Он скосил глаза и увидел внимательный лик Христа: Спас был хмур и тревожен. «Господи, – устыдился Никон, – мне ли плакаться. Что значат мои страдания? Вот коли придется сойти в матицу огня да пройти сквозь трубы тартар... Прости, коли можешь. Соблазн окружает нас. Я не держу сердца на них; раздвинь мои ребра, и Ты увидишь любовь. Они придут, забойцы и душегубцы, и я дам им надежды. И Ты, Боже милостивый, не покидай меня. Я скверный, да-да-да. Я вместилище греха! Черви свили во мне гнездовье, скорпион поселился в моем сердце. Помоги, дай известь гадов и исцелиться... Помнишь, Милостивый, как мачеха гноила меня, морила голодом и холодом, и я, решившись, пробовал залезть воровски в погреб, и мачеха столкнула меня в яму, и едва тамо не лишился духа жизни. А помнишь, Исусе, как, спасаясь от холода, я залез в русскую печь и уснул там. А мачеха напихала дров и запалила. Хорошо, бабушка родненькая, моя надея, услыхала мои крики и спасла. Но я не держу на мачеху зла. А помнишь, как она чуть не отравила меня, и только чудо спасло мою ничтожную жизнь И я давно простил заблудшую женщину и за это. Я помню, все помню. И это грех мой. Но я излечуся. Ты суров со мной, Сладчайший, огнь Твоего сердца прожигает меня, и я сгораю в этом чистилище Я скверный, я нечистый, я полон соблазнов, бесы томят меня, бесы».

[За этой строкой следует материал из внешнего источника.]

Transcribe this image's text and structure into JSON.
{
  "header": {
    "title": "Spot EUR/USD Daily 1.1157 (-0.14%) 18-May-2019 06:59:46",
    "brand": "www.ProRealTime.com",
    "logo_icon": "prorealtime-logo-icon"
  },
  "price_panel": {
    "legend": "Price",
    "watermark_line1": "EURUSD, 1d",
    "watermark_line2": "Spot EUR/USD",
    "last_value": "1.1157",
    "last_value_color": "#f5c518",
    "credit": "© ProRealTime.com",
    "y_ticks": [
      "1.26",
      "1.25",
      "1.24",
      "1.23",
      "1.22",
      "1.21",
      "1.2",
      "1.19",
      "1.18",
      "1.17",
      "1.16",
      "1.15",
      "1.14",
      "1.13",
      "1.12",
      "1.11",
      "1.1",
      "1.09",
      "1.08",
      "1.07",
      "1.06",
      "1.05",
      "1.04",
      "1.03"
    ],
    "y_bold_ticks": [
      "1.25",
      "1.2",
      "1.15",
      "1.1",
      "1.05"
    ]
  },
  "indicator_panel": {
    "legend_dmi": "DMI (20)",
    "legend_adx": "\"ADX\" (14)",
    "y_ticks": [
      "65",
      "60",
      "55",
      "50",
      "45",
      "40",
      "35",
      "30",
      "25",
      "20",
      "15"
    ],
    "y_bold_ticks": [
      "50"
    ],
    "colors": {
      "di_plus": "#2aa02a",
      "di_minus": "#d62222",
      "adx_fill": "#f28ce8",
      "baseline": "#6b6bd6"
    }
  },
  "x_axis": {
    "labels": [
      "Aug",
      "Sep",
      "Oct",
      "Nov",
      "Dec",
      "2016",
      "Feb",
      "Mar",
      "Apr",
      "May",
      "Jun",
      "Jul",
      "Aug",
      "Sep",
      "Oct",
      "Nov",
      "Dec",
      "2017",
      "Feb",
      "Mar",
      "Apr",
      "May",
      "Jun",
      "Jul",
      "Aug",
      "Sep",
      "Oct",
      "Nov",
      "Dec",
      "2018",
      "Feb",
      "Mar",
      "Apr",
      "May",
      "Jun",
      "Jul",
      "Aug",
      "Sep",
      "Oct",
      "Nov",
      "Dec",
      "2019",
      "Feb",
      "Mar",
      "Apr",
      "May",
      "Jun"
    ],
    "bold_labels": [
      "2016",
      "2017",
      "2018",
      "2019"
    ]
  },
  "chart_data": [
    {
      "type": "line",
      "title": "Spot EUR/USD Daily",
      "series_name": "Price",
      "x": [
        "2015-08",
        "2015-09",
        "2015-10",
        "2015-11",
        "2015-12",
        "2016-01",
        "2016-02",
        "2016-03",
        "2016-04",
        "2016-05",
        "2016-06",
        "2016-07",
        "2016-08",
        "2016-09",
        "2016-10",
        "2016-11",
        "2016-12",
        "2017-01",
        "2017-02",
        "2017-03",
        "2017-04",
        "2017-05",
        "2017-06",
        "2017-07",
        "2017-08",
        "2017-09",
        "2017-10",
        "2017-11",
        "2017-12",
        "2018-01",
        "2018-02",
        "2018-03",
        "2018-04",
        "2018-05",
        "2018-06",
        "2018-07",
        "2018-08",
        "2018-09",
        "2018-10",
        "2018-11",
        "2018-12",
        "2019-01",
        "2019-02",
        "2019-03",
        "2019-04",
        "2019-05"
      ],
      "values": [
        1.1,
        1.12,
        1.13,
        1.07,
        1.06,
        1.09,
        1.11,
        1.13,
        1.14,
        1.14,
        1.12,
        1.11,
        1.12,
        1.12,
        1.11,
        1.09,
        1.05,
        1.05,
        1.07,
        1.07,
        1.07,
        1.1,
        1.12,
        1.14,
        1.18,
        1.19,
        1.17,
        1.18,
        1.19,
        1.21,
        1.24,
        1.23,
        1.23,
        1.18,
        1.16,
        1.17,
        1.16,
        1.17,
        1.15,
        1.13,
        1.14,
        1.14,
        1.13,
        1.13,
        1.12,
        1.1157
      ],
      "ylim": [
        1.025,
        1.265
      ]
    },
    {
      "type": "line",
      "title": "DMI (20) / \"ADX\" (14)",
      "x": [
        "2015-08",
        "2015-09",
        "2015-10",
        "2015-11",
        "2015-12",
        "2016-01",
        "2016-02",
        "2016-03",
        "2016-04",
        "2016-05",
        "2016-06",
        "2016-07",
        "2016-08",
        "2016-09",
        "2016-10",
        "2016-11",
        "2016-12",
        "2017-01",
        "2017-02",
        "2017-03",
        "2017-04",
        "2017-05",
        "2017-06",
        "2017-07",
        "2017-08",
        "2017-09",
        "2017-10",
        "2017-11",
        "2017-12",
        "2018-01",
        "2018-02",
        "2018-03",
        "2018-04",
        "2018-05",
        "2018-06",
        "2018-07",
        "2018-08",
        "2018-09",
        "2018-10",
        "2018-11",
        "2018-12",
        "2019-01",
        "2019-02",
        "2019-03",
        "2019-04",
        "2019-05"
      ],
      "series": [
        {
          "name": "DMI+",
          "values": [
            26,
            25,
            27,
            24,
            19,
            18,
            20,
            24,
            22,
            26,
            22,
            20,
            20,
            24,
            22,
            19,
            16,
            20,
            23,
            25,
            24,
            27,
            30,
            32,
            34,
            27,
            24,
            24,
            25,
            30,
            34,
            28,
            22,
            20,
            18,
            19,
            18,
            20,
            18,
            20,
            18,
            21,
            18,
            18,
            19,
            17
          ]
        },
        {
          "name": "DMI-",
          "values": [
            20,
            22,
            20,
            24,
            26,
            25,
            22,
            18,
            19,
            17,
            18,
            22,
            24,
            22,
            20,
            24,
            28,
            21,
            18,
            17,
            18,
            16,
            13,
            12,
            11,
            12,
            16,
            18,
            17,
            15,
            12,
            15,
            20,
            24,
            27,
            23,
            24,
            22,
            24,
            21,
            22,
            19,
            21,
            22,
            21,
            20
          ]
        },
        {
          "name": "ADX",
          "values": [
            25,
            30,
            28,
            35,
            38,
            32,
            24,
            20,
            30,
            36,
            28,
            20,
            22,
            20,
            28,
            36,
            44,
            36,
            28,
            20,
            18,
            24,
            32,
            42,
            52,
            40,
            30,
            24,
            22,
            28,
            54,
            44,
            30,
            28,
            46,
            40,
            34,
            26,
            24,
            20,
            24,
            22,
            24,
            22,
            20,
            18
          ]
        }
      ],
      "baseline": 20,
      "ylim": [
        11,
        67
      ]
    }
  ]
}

Причудилось ли архиерею, поблазнило иль тонкий сон от пережитого навестил Никона, но вот необъяснимая сила обвернула его на лавке, и вдруг перед очию встал Спасов образ ногами в пол, а главою выше столетней березы, и над челом Его вспыхнул золотой венец и мало-помалу, сначала зависнув в воздухе, стал приближаться к Никону, и волосы митрополита зашуршали, вспыхнули от жара. Тут воздух зазвенел от множества невидимых ангельских крыл, потолок над келейкой воспарил, и в занебесье протянулся дрожащий рудо-желтый столб света. Лети, приказал Спас, и на спине Никона, где затвердели язвы от кожаного затыльника вериг, что-то засвербело, и вдруг отросли перьевые папарты, крыла журавлиного окраса, и владыка решился взмахнуть ими, опереться на воздуха.
Но тут в келью вкрадчиво заскреблись, и Никон очнулся, с трудом расставаясь с видением. Ровно горела свеча в стоянце, к слюдяному оконцу, шурша, припадала под ветром черемуховая ветвь. Обрезать бы надо, подумал в который раз Никон, только свет застит, будто прошак тянет руку Христа ради. Соборный колокол замолк, и шум с посада уже не доносился в архиерейский дом.
– К вам царев вестник, – доложил Шушера в притвор двери, сверкнув зеленым кротким глазом. – Принесть ли платно?
Никон замахал рукою, еще худо понимая себя Служка скоро обернулся, принес кафтан из кизылбашского атласа; по зеленой земле вытканы цветные гвоздики и гиацинты. Никон скоро оделся, сунул ноги в простые ступни из лосиной кожи и перешел в кресло, подарок государя, больше смахивающего на трон: боковины орехового дерева искусно резаны травою с птицами, сиденье и поручни обтянуты золотым бархатом. Никон погрузился в кресло, перебирая четки и призакрыв глаза. Сон не шел из памяти и сулил перемены. Над высокою спинкой виднелась лишь скуфейка митрополита из черного байбарека.
«Всполошились в Москве и несут мне укоризны, что недоглядел. Мне пасти души, а вам телесное, – указал Никон невидимому и слегка возгордился собою. – Велико царствие, ан нет... священство выше».